To these arguments the government replies, in the first place, that they come too late, that the decree of the circuit court of appeals that was before this Court on the last occasion was treated as a final decree, which therefore fixed the amount that the appellants could recover beyond enlargement, and that, as the prayer of the appellants was only for the transfer of so much of the fund as would pay the judgment on the bail bond with interest, nothing more can be asked now. This objection might raise difficulty if otherwise our opinion were in favor of the appellants, but, as we think that the circuit court of appeals was right with regard to the merits, we will assume for purposes of decision that the previous proceeding did not so precisely determine the appellants'
rights as to prevent their demanding the foregoing items as incident to the claim allowed.

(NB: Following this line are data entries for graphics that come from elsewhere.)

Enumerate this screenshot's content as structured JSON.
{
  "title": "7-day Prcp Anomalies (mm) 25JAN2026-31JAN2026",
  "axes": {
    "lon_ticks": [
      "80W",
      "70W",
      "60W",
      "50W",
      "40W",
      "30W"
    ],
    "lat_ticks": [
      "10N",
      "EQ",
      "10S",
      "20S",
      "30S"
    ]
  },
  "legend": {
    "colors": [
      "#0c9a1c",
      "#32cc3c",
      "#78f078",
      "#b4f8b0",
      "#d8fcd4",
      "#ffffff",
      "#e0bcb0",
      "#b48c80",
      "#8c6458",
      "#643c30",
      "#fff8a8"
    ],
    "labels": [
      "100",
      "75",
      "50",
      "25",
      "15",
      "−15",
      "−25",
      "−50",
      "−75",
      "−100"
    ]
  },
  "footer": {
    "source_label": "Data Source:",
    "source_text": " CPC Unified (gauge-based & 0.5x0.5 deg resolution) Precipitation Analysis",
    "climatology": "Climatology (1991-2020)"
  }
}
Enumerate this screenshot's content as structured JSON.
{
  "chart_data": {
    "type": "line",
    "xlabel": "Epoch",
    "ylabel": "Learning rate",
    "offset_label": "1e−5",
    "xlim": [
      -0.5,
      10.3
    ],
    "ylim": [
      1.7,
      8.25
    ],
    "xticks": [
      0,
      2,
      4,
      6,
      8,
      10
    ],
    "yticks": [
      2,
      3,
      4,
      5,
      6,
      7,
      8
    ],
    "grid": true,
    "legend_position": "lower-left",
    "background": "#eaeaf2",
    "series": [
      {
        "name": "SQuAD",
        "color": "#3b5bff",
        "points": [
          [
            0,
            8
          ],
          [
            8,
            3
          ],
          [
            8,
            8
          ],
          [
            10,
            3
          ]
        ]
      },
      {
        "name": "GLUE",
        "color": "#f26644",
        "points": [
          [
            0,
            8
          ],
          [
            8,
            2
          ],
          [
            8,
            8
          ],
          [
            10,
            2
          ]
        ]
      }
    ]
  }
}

To charge the fund with these expenses is to charge the United States, and it begs the question to say that the United States in this respect is subordinate to the Leary claim. It is not subordinate unless Leary's costs ought to come out of the government's pocket, even though limited to particular money there. The government cannot be made to pay or to take subject to the deduction, because Leary, even though a bona fide purchaser, had no contract for it, and because to charge the fund apart from contract is merely a roundabout way of saying that the owner of the fund must pay charges of a kind that the United States never pays (see National Bank of Genesee v. Whitney,103 U. S. 103, 103 U. S. 104; United States v. Barker, 2 Wheat. 395) and charges for protecting the fund not for, but against, the United States.
MR. JUSTICE McREYNOLDS took no part in the decision of this case.